[Paper] Local Trends in Global Music Streaming

897 words papers,

Spotify makes a global music catalog available to subscribers around the world. Historically, that’s meant different countries have more access to each other’s music. How does that hold up in 5.5 years of Spotify streaming data?

Authors: Samuel F. Way, Jean Garcia-Gathright, Henriette Cramer (Spotify Research)

Link: Proceedings of ICWSM (open access) and prerecorded talk


Music has changed over the years; the ways that artists record and distribute their music have changed, and the ways that listeners discover music have too. Spotify is one of the only companies uniquely positioned to be able to study how. Their main question here was “how is global music trade changing in the streaming era?"

Globalization is a complex topic with lots of hard questions. The authors recognized this. From the recorded talk (not the paper):

It is essential that companies like Spotify grapple with these sorts of questions [of globalization] to be able to ensure that the way that we operate is culturally responsible and fair to the artists and fans around the world that we represent.

Loosely speaking, the paper’s findings were that:

  • from 2014 to 2019 on Spotify, preferences for local content (as opposed to global content) have increased
  • common official language and geographic proximity have increasingly shaped music consumption
  • these trends persist across genres, age groups, and early- and late-adopters of streaming

Here, “local” means “music whose main performing artist is from the same country as the listener.” Previous intuition suggested that music recording, and then music streaming, accelerated globalization. This paper instead finds that preferences for local content have increased during the streaming era.

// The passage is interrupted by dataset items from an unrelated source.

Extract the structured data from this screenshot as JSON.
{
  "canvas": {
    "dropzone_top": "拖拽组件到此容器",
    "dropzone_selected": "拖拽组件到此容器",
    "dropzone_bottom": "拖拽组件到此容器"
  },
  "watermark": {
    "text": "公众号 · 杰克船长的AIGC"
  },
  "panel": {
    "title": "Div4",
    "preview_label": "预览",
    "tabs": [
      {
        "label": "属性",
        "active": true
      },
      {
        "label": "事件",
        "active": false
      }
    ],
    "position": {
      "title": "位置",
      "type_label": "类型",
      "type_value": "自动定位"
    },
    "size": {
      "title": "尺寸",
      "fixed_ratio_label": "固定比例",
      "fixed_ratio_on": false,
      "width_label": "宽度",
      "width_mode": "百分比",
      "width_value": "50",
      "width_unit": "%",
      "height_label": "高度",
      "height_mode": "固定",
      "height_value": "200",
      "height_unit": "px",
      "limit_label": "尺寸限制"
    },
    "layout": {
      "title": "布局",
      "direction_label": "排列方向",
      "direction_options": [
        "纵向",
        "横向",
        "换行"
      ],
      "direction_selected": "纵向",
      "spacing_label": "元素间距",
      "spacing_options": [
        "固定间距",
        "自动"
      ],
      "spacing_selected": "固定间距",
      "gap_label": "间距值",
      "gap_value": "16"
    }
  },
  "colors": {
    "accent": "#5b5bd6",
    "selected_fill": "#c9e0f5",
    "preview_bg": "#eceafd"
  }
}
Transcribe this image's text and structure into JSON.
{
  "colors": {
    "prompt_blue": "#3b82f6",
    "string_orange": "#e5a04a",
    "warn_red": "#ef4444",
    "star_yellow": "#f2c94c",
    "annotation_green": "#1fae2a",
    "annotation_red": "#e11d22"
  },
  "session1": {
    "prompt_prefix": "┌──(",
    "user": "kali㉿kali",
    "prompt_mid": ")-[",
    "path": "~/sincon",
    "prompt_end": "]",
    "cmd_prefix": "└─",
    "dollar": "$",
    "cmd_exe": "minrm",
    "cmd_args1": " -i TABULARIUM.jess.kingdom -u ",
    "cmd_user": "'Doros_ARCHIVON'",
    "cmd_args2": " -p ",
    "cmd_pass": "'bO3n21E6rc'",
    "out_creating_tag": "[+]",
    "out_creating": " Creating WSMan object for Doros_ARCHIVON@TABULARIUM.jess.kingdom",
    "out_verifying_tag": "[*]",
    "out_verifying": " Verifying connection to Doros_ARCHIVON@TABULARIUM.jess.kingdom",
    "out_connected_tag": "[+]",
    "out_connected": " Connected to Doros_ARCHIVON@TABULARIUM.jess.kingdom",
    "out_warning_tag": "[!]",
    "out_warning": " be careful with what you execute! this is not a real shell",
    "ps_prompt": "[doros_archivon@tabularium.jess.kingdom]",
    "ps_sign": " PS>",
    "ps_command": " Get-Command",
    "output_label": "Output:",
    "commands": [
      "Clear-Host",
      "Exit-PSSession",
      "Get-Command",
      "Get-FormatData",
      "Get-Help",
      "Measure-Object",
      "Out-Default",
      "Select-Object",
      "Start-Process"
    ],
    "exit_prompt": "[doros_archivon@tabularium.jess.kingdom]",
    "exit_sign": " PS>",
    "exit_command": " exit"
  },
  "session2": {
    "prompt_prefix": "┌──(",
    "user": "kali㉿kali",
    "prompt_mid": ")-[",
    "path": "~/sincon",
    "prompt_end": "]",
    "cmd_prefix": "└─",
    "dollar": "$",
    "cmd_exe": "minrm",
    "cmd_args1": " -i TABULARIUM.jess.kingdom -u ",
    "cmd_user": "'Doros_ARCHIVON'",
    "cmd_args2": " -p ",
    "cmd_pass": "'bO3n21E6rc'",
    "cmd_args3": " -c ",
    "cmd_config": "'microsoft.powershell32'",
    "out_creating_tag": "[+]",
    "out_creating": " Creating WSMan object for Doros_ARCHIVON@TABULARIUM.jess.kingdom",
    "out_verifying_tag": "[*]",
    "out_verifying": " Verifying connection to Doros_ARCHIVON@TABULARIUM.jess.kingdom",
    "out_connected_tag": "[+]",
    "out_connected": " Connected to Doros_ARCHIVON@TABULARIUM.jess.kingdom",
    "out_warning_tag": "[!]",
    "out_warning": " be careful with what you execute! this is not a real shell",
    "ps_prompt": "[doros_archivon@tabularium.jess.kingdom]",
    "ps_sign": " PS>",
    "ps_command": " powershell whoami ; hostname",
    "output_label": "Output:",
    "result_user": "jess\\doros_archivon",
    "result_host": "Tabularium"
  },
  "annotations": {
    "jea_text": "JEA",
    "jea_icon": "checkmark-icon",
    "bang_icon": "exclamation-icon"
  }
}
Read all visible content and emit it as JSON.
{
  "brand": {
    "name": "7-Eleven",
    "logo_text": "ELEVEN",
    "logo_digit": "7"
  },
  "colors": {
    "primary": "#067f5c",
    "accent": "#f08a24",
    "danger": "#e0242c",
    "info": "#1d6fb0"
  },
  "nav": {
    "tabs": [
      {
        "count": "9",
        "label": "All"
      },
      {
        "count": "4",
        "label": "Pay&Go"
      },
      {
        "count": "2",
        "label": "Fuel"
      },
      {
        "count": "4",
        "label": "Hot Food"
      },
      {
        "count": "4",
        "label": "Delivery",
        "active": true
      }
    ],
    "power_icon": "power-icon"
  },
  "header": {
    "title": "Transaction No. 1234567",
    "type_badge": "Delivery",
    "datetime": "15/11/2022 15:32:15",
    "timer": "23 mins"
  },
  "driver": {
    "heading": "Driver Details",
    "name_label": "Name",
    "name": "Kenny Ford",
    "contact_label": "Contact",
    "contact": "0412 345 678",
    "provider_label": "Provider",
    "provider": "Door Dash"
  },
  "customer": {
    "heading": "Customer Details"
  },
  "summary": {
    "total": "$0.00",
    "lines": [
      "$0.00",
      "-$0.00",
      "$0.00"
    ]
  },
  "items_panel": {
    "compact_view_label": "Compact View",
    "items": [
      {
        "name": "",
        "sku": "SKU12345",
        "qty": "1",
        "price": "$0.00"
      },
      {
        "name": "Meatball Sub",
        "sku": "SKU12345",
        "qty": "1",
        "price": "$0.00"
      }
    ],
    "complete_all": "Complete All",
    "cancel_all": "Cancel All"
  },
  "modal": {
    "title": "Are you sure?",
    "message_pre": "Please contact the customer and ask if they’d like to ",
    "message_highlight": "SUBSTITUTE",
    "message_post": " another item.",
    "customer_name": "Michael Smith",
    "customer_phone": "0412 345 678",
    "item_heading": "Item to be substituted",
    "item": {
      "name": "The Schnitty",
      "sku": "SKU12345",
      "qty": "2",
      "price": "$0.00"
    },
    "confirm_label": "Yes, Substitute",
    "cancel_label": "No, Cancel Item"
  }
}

The authors data consists of:

  • 3 trillion streams, with origin and destination country info
  • over 5.5 years (January 2014 to October 2019)
  • from 248 million listeners
  • in 51 countries

From this data, they studied trends of locality over time. They first analyzed the data without any kind of modeling, finding that most markets (countries) exhibit a strong preference for local content. Markets to which Spotify had recently expanded, however, showed less of a preference.

The authors also present one of the most beautiful and information-packed figures I’ve seen in a paper:

This shows us that proximity shapes music trade (the different square regions are the Spanish-speaking Americas, then Asia, then the Middle East and Africa, then Europe). Outliers (like Spain and Andorra to the Spanish-speaking Americas) are generally explained by language.

Gravity modeling

The authors adopt “gravity models” from economics (which adopted this from physics), where the “music flow” (as opposed to trade) between two countries is modeled based on the law of universal gravitation. From the paper:

$$ trade_{i, j} = G \cdot \frac{M_i M_j}{distance_{i,j}} $$

In this paper’s formulation, the authors take the log of both sides, add fixed effect terms for each country, and add an error term. Since that’s basically a linear model, they can also add effects for home-country bias and two countries sharing a common language.

$$ \begin{align*} \log(trade_{ij}) &= \beta_0 + \beta_1 \log(M_i) + \beta_2 \log(M_j) + \mu_i + \mu_j + \gamma_{ij} \\
&+ \beta_3 \log(distance_{i,j}) + \beta_4 \text{home bias}_{i, j} \\
&+ \beta_5 \text{common language}_{i,j} \end{align*} $$

They fit three models: (1) on all genres, (2) on just Pop music (according to Gracenote!), and (3) on all genres except Pop. The results, which were consistent across models, revealed that countries were increasingly streaming their own music, that shared language is becoming more important, and that music is traveling over shorter distances.


I found the recorded talk (and a Twitter thread by the primary author) to be really well-done. I think the paper asked a thoughtful question, and Spotify is one of maybe three companies (with YouTube and Apple Music) that’s capable of studying it in a meaningful way.

The paper itself was a little harder to understand than I expected. Its results were scattered throughout, and it wasn’t clear that a lot of the early figures and conclusions weren’t due to the gravity modeling approach. This is at least partially due to the constraints of the paper format, and it makes me grateful for the talk. Way’s slides were simple and concise, and he explained the work (and its caveats and assumptions) clearly.

(The rest of my thoughts aren’t specific to this paper.)

I’m saddened that this paper is impossible to replicate by anyone outside Spotify. That’s a well-known problem in science, but I feel like it’s worse here. None of the extensions that the authors propose are feasible for anyone outside Spotify (or perhaps YouTube or Apple Music) to study.

So much of internet research depends on these proprietary datasets held secret at large companies, and it feels like the research community is at their mercy. No one made Spotify publish this paper, and there are plenty of unanswered questions about how Spotify is changing the music industry. Questions like this, which risk painting Spotify in a negative light, will never be studied by Spotify Research.

This isn’t to single them out—by no means is Spotify unique here. Research about social media platforms—one of the main purposes of this conference!—seems so limited if you don’t actually work there.

Maybe this isn’t true; maybe I’m off-base here. But it seems like other parts of computer science research aren’t so imbalanced. Then again, the world is imbalanced too, and these platforms have vast amounts of power over us. Maybe that’s the problem.